Lagos, Nigeria - Powerful politicians helped form a radical Muslim sect responsible for hundreds of killings this year in Nigeria to seize control of regional power and oil money, authorities allege, but now may have lost control of the monster they created.
The State Security Service said it made a breakthrough in uncovering support for the extremist group Boko Haram when it arrested Ali Sanda Umar Konduga, who the agency said was one of several spokesmen for Boko Haram. The secret police agency described Konduga as a "political thug" who received orders from a member of Nigeria's parliament.

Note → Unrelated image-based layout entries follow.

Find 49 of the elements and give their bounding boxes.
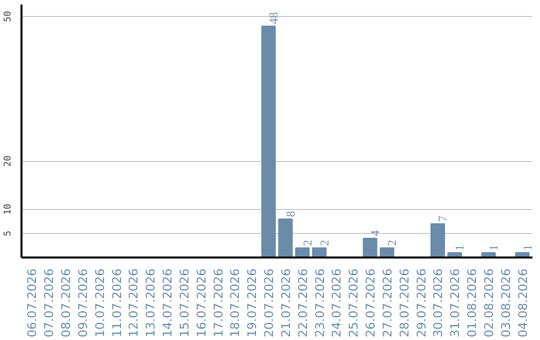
x-tick-label: 30.07.2026 — [431, 268, 446, 338]
x-tick-label: 15.07.2026 — [177, 268, 192, 338]
data-label: 8 — [283, 210, 298, 217]
data-label: 1 — [486, 244, 501, 251]
x-tick-label: 26.07.2026 — [364, 268, 378, 338]
bar — [430, 223, 446, 258]
data-label: 2 — [300, 240, 314, 246]
x-tick-label: 20.07.2026 — [262, 268, 276, 338]
x-tick-label: 14.07.2026 — [160, 268, 175, 338]
bar — [278, 218, 293, 258]
y-tick-label: 20 — [2, 155, 14, 167]
bar — [362, 238, 378, 258]
data-label: 48 — [266, 12, 281, 24]
x-tick-label: 07.07.2026 — [42, 268, 56, 338]
x-tick-label: 31.07.2026 — [448, 268, 462, 338]
x-tick-label: 21.07.2026 — [278, 268, 293, 338]
x-tick-label: 17.07.2026 — [211, 268, 226, 338]
bar — [261, 26, 276, 258]
x-tick-label: 06.07.2026 — [25, 268, 40, 338]
data-label: 1 — [452, 244, 467, 251]
x-tick-label: 27.07.2026 — [380, 268, 394, 338]
y-tick-label: 10 — [2, 203, 14, 215]
x-tick-label: 23.07.2026 — [312, 268, 327, 338]
x-tick-label: 13.07.2026 — [144, 268, 158, 338]
x-tick-label: 01.08.2026 — [465, 268, 480, 338]
x-tick-label: 22.07.2026 — [296, 268, 310, 338]
y-tick-label: 5 — [2, 230, 14, 236]
x-tick-label: 04.08.2026 — [516, 268, 530, 338]
x-tick-label: 24.07.2026 — [330, 268, 344, 338]
x-tick-label: 10.07.2026 — [92, 268, 107, 338]
x-tick-label: 11.07.2026 — [110, 268, 124, 338]
data-label: 2 — [317, 240, 332, 246]
x-tick-label: 08.07.2026 — [58, 268, 73, 338]
x-tick-label: 19.07.2026 — [245, 268, 260, 338]
y-tick-label: 50 — [2, 10, 14, 22]
data-label: 1 — [520, 244, 534, 251]
x-tick-label: 02.08.2026 — [482, 268, 496, 338]
x-tick-label: 28.07.2026 — [397, 268, 412, 338]
bar — [380, 247, 394, 258]
x-tick-label: 09.07.2026 — [76, 268, 90, 338]
x-tick-label: 16.07.2026 — [194, 268, 208, 338]
data-label: 2 — [384, 240, 399, 246]
data-label: 4 — [368, 230, 382, 236]
data-label: 7 — [436, 216, 450, 222]
x-tick-label: 25.07.2026 — [346, 268, 361, 338]
x-tick-label: 29.07.2026 — [414, 268, 428, 338]
x-tick-label: 18.07.2026 — [228, 268, 242, 338]
x-tick-label: 12.07.2026 — [126, 268, 141, 338]
x-tick-label: 03.08.2026 — [498, 268, 513, 338]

Konduga, who purportedly used the nom de guerre al-Zawahiri when speaking on Boko Haram's behalf, allegedly implicated a member of the National Assembly in the group's activities. Konduga's nickname derives from al-Qaida leader Ayman al-Zawahiri, though Boko Haram has no known direct ties with his group.
On Tuesday, authorities arrested and arraigned Sen. Mohammed Ali Ndume of Nigeria's ruling People's Democratic Party for allegedly being Konduga's sponsor. The senator belonged to a committee looking at possible peace talks with Boko Haram.

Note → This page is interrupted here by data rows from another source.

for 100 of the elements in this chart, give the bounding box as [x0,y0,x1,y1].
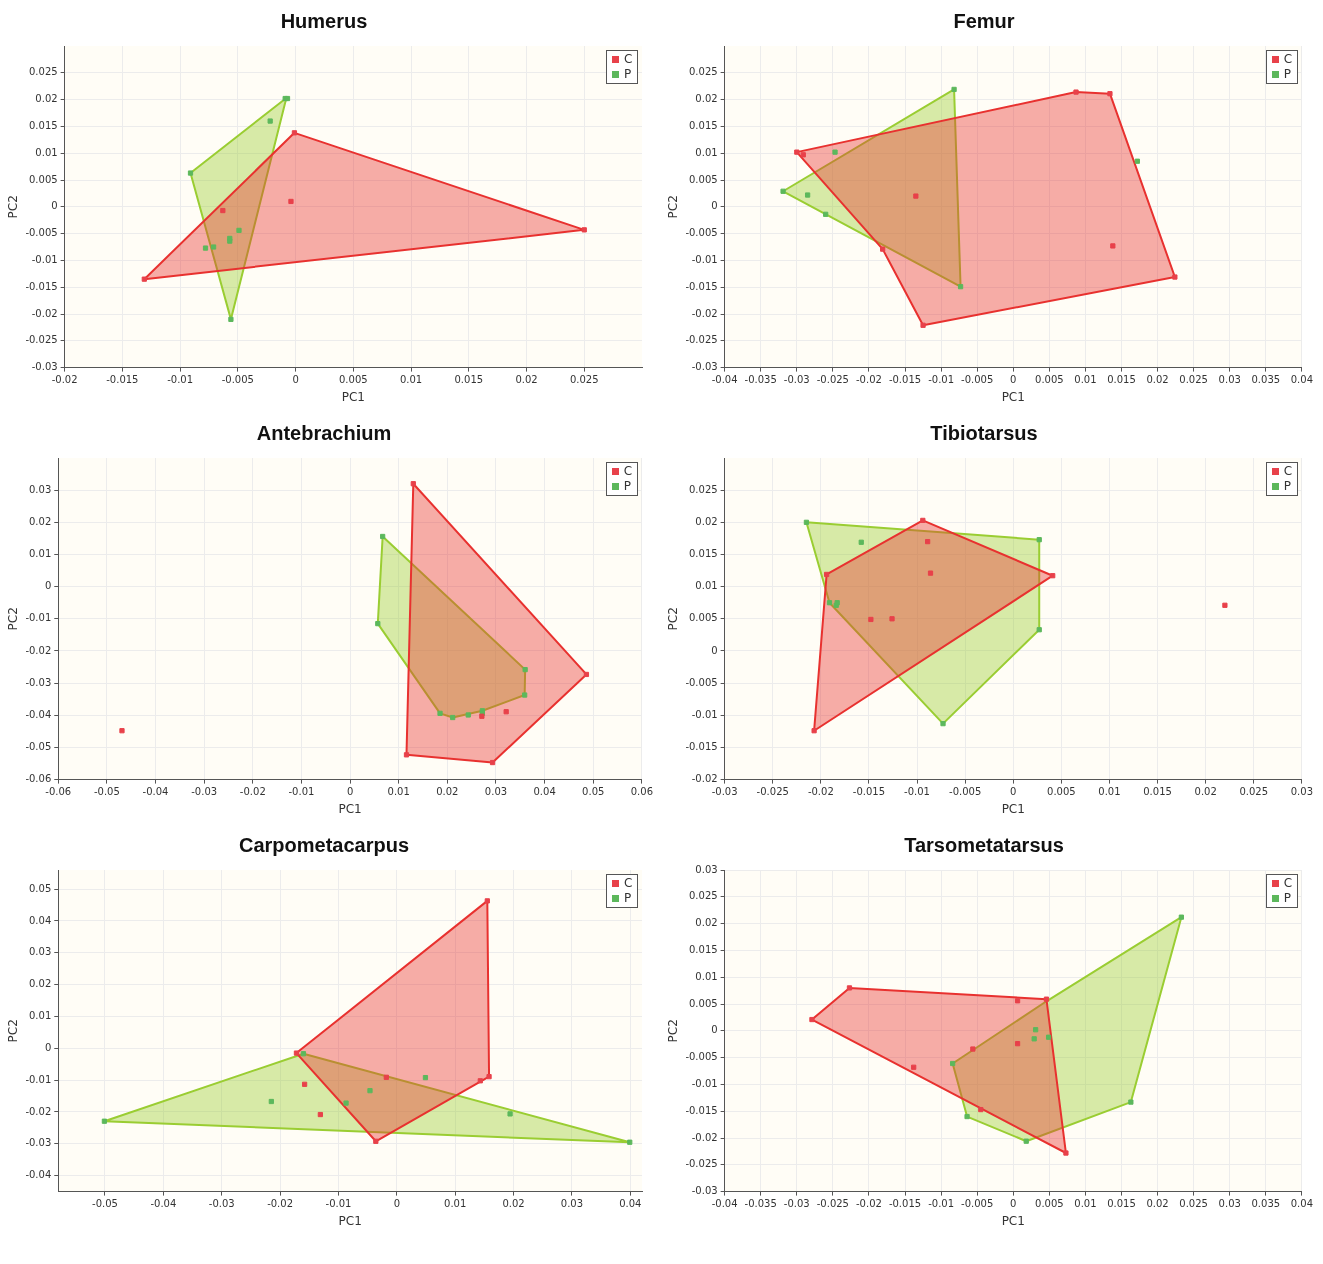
chart-title: Carpometacarpus [238,833,410,856]
x-tick-label: 0.04 [1290,1198,1313,1210]
x-tick-label: 0.04 [1290,374,1313,386]
chart-title: Tibiotarsus [930,421,1038,444]
chart-title: Antebrachium [256,421,392,444]
legend-label: P [624,67,632,82]
y-tick-label: -0.015 [685,1104,718,1116]
y-axis-title: PC2 [6,607,21,631]
x-tick-label: -0.03 [191,786,218,798]
y-tick-label: 0 [44,580,52,592]
x-tick-label: 0.015 [1107,1198,1136,1210]
x-tick-label: 0.03 [1218,1198,1241,1210]
x-tick-label: 0 [292,374,299,386]
y-tick-label: -0.025 [25,334,58,346]
x-tick-label: -0.005 [221,374,254,386]
x-tick-label: 0.03 [1290,786,1313,798]
y-axis-title: PC2 [666,607,681,631]
y-tick-label: -0.02 [691,773,718,785]
y-tick-label: -0.005 [685,227,718,239]
x-tick-label: 0.025 [569,374,599,386]
y-tick-label: 0.005 [29,173,58,185]
y-tick-label: 0.02 [695,515,718,527]
x-tick-label: -0.04 [142,786,169,798]
y-tick-label: 0.01 [29,548,52,560]
x-tick-label: 0.03 [484,786,508,798]
y-tick-label: -0.04 [25,708,52,720]
x-axis-title: PC1 [1001,801,1025,816]
x-tick-label: 0.02 [515,374,538,386]
y-tick-label: -0.01 [691,253,718,265]
x-tick-label: 0.05 [582,786,605,798]
y-tick-label: -0.05 [25,741,52,753]
y-axis-title: PC2 [6,1019,21,1043]
x-tick-label: 0.02 [1194,786,1217,798]
legend-label: C [1283,52,1293,67]
y-tick-label: -0.03 [691,361,718,373]
x-tick-label: -0.03 [208,1198,235,1210]
chart-title: Humerus [280,9,368,32]
legend-label: P [1283,891,1292,906]
y-tick-label: -0.025 [685,334,718,346]
y-tick-label: -0.02 [691,307,718,319]
x-axis-title: PC1 [1001,389,1025,404]
y-axis-title: PC2 [666,195,681,219]
y-tick-label: -0.03 [31,361,58,373]
y-tick-label: 0.01 [35,146,58,158]
x-axis-title: PC1 [1001,1213,1025,1228]
x-tick-label: -0.02 [856,374,882,386]
y-tick-label: 0 [51,200,58,212]
x-tick-label: 0.025 [1179,1198,1208,1210]
y-tick-label: -0.02 [25,1105,52,1117]
x-tick-label: -0.04 [150,1198,177,1210]
y-tick-label: -0.03 [25,676,52,688]
y-tick-label: 0.005 [689,997,718,1009]
y-tick-label: -0.015 [25,280,58,292]
y-tick-label: 0.03 [29,483,52,495]
x-tick-label: 0.02 [436,786,459,798]
x-tick-label: -0.035 [744,374,777,386]
y-tick-label: -0.04 [25,1169,52,1181]
x-tick-label: 0 [346,786,354,798]
x-tick-label: 0.01 [399,374,423,386]
x-tick-label: -0.01 [288,786,315,798]
x-tick-label: 0.015 [454,374,484,386]
legend-label: P [1283,67,1292,82]
chart-title: Femur [953,9,1015,32]
x-tick-label: -0.02 [267,1198,294,1210]
x-tick-label: 0 [1010,374,1017,386]
y-tick-label: -0.015 [685,741,718,753]
y-tick-label: 0.015 [689,548,718,560]
x-tick-label: 0.015 [1143,786,1172,798]
legend-label: C [1283,464,1293,479]
y-tick-label: -0.005 [25,227,58,239]
x-tick-label: 0.01 [387,786,410,798]
y-tick-label: 0.01 [29,1010,52,1022]
y-tick-label: 0.01 [695,970,718,982]
x-tick-label: 0.025 [1239,786,1269,798]
x-tick-label: -0.015 [106,374,139,386]
x-axis-title: PC1 [338,801,362,816]
legend-label: P [624,891,632,906]
y-tick-label: -0.005 [685,676,718,688]
y-tick-label: -0.01 [691,1077,718,1089]
x-tick-label: -0.05 [93,786,120,798]
y-tick-label: 0.01 [695,580,718,592]
x-tick-label: -0.025 [816,374,849,386]
x-tick-label: 0.04 [619,1198,642,1210]
x-tick-label: -0.015 [852,786,886,798]
legend-label: P [623,479,632,494]
y-tick-label: 0.015 [689,943,718,955]
x-tick-label: -0.03 [783,374,810,386]
x-tick-label: 0.04 [533,786,556,798]
y-tick-label: 0 [711,200,718,212]
y-tick-label: 0.015 [689,119,718,131]
y-tick-label: -0.02 [25,644,52,656]
y-tick-label: 0.03 [29,946,52,958]
y-tick-label: 0.005 [689,173,718,185]
y-tick-label: 0.05 [29,882,52,894]
x-tick-label: -0.01 [167,374,194,386]
y-tick-label: -0.03 [691,1185,718,1197]
x-tick-label: -0.01 [904,786,930,798]
x-tick-label: -0.01 [928,1198,955,1210]
x-tick-label: -0.05 [92,1198,118,1210]
y-tick-label: 0.02 [29,515,52,527]
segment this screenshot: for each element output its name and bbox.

The arrest rattled Nigeria's Senate, which held a hasty closed-door meeting Tuesday. Sen. Enyinnaya Abaribe, who serves as a spokesman for the legislative body, said the lawmakers discussed "the security situation" but declined to give details.
Abaribe said he is waiting to see proof from police that Ndume is involved with Boko Haram, a terrorist group that carried out a suicide bomb attack on the U.N. headquarters in Nigeria's capital on Aug. 26 that killed 24.

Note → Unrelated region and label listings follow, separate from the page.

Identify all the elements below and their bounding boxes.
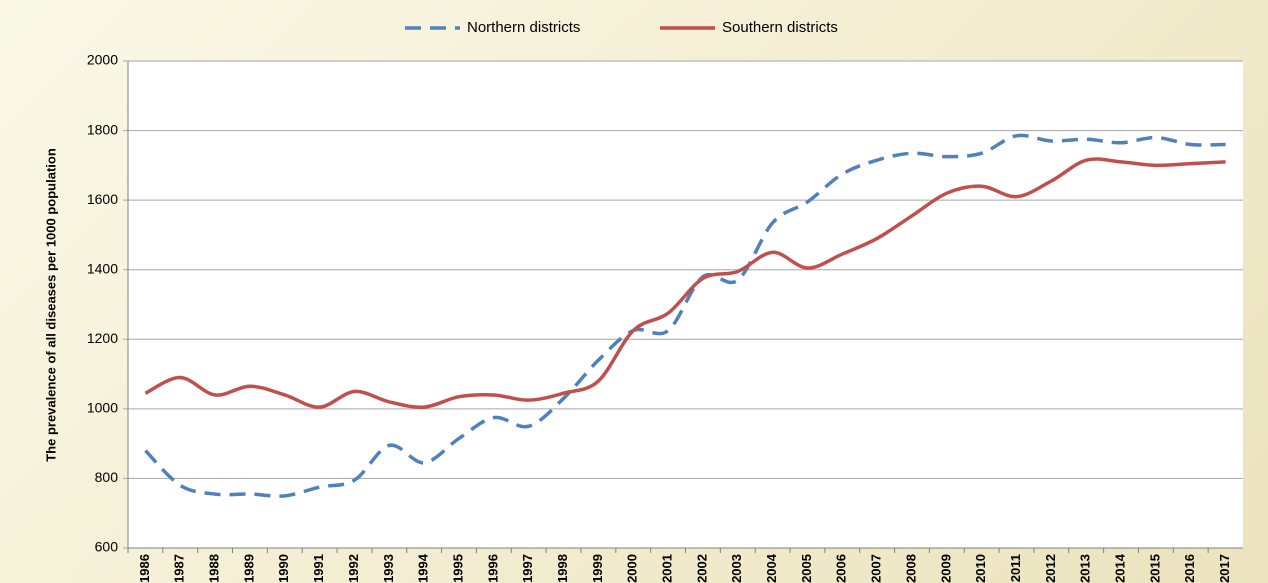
- y-tick-label: 1000: [87, 400, 118, 416]
- y-tick-label: 2000: [87, 52, 118, 68]
- x-tick-label: 1992: [346, 554, 361, 583]
- x-tick-label: 1987: [172, 554, 187, 583]
- x-tick-label: 2012: [1043, 554, 1058, 583]
- y-tick-label: 1400: [87, 260, 118, 276]
- x-tick-label: 2006: [834, 554, 849, 583]
- y-tick-label: 1200: [87, 330, 118, 346]
- x-tick-label: 2003: [729, 554, 744, 583]
- x-tick-label: 2015: [1147, 554, 1162, 583]
- x-tick-label: 1988: [207, 554, 222, 583]
- plot-area: [128, 61, 1243, 548]
- x-tick-label: 2011: [1008, 554, 1023, 582]
- x-tick-label: 2010: [973, 554, 988, 583]
- x-tick-label: 2001: [660, 554, 675, 583]
- x-tick-label: 2004: [764, 553, 779, 583]
- x-tick-label: 2005: [799, 554, 814, 583]
- y-tick-label: 1600: [87, 191, 118, 207]
- x-tick-label: 1991: [311, 554, 326, 583]
- series-line: [144, 157, 1226, 409]
- x-tick-label: 2014: [1112, 553, 1127, 583]
- legend-label: Southern districts: [722, 19, 838, 36]
- x-tick-label: 2000: [625, 554, 640, 583]
- y-tick-label: 800: [95, 469, 119, 485]
- x-tick-label: 1998: [555, 554, 570, 583]
- x-tick-label: 2008: [903, 554, 918, 583]
- x-tick-label: 1989: [241, 554, 256, 583]
- x-tick-label: 1996: [485, 554, 500, 583]
- legend-label: Northern districts: [467, 19, 580, 36]
- x-tick-label: 1999: [590, 554, 605, 583]
- x-tick-label: 1993: [381, 554, 396, 583]
- y-tick-label: 600: [95, 539, 119, 555]
- x-tick-label: 1994: [416, 553, 431, 583]
- series-line: [144, 133, 1226, 498]
- x-tick-label: 2016: [1182, 554, 1197, 583]
- x-tick-label: 1986: [137, 554, 152, 583]
- x-tick-label: 2002: [694, 554, 709, 583]
- y-tick-label: 1800: [87, 121, 118, 137]
- x-tick-label: 2007: [869, 554, 884, 583]
- x-tick-label: 1997: [520, 554, 535, 583]
- x-tick-label: 1990: [276, 554, 291, 583]
- x-tick-label: 2017: [1217, 554, 1232, 583]
- x-tick-label: 2009: [938, 554, 953, 583]
- y-axis-label: The prevalence of all diseases per 1000 …: [43, 148, 58, 462]
- x-tick-label: 1995: [450, 554, 465, 583]
- x-tick-label: 2013: [1078, 554, 1093, 583]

"It's still an allegation and investigations are going on," Abaribe told African Independent Television. "We are encouraging the security agencies to continue with their investigation."
Rufai Ahmed Alkali, a spokesman for the ruling party, did not respond to requests for comment.
Konduga on Monday also implicated a former Nigerian ambassador, now dead, as well as a former governor in Nigeria's northeast in Boko Haram's creation.
Konduga told journalists that Boko Haram expelled him some time ago, suggesting he and his supposed political masters have fallen out of favor with an organization that is increasingly violent and strident. The sect has several spokesmen and Konduga himself hadn't given any statement on the group's behalf for some time.
"The group suspended me because they thought I was an agent of the State Security Service," Konduga said.
Boko Haram has splintered into three factions, with one wing increasingly willing to kill as it maintains contact with terrorist groups in North Africa and Somalia, diplomats and security sources say.
With that wing viewing a wide variety of people and institutions as potential targets, even politicians with ties to Boko Haram can no longer consider themselves safe. Politicians in Maiduguri, the city that is Boko Haram's spiritual home, and other places in the northeast now surround themselves with security and live in apparent fear of the sect.
Politicians in Nigeria long have been rumored to have ties to militants. In the country's southern Niger Delta, where foreign oil firms extract an estimated 2.4 million barrels of crude a day, politicians hand out Kalashnikov rifles to those who help rig elections in their favor. Many of those weapons and gunmen became the part of the militant and criminal gangs kidnapping oil workers and targeting pipelines.
Boko Haram began the same way, as "politically (and) criminally minded field marshals" began arming youths to keep their hands on the reins of power in northeast Nigeria, said Khalifa Dikwa, a professor at the University of Maiduguri. At stake is control of power at the state level in Nigeria, incredibly lucrative positions that control budgets larger than those of neighboring nations thanks to the nation's oil wealth.
The political scene in the northeast is dominated by the All Nigeria People's Party, which Ndume — the arrested senator — once belonged to before joining the ruling party. Little is known about the sources of Boko Haram's support, though its members recently began carrying out a wave of bank robberies in the north. Police stations have also been bombed and officers killed.
Boko Haram's attacks and its factional splits make it much more difficult for the national government to arrive at a political solution or an amnesty. The group's main demand is not one the government is likely to bend to in a nation that is split into a Muslim north and a Christian south.
While the Niger Delta militants agreed to lay down their guns for money and the promise of work, Boko Haram wants the strict implementation of Shariah law across the nation of more than 160 million people.
Boko Haram was thought to have been eradicated in 2009 after its leader was killed and its mosques left in ruins. However, the group has staged increasingly brazen attacks over the last two years, including the attack on the U.N. headquarters in Abuja. This month, its fighters led an attack on a northeast Nigeria state capital that killed more than 100 people — and they still appear ready to kill at will.
"A look at the government's responses shows that it has found it difficult to eradicate Boko Haram but worryingly so, the group seems to be reinventing itself and its strategies," the South Africa-based Institute for Security Studies warned in a report this month.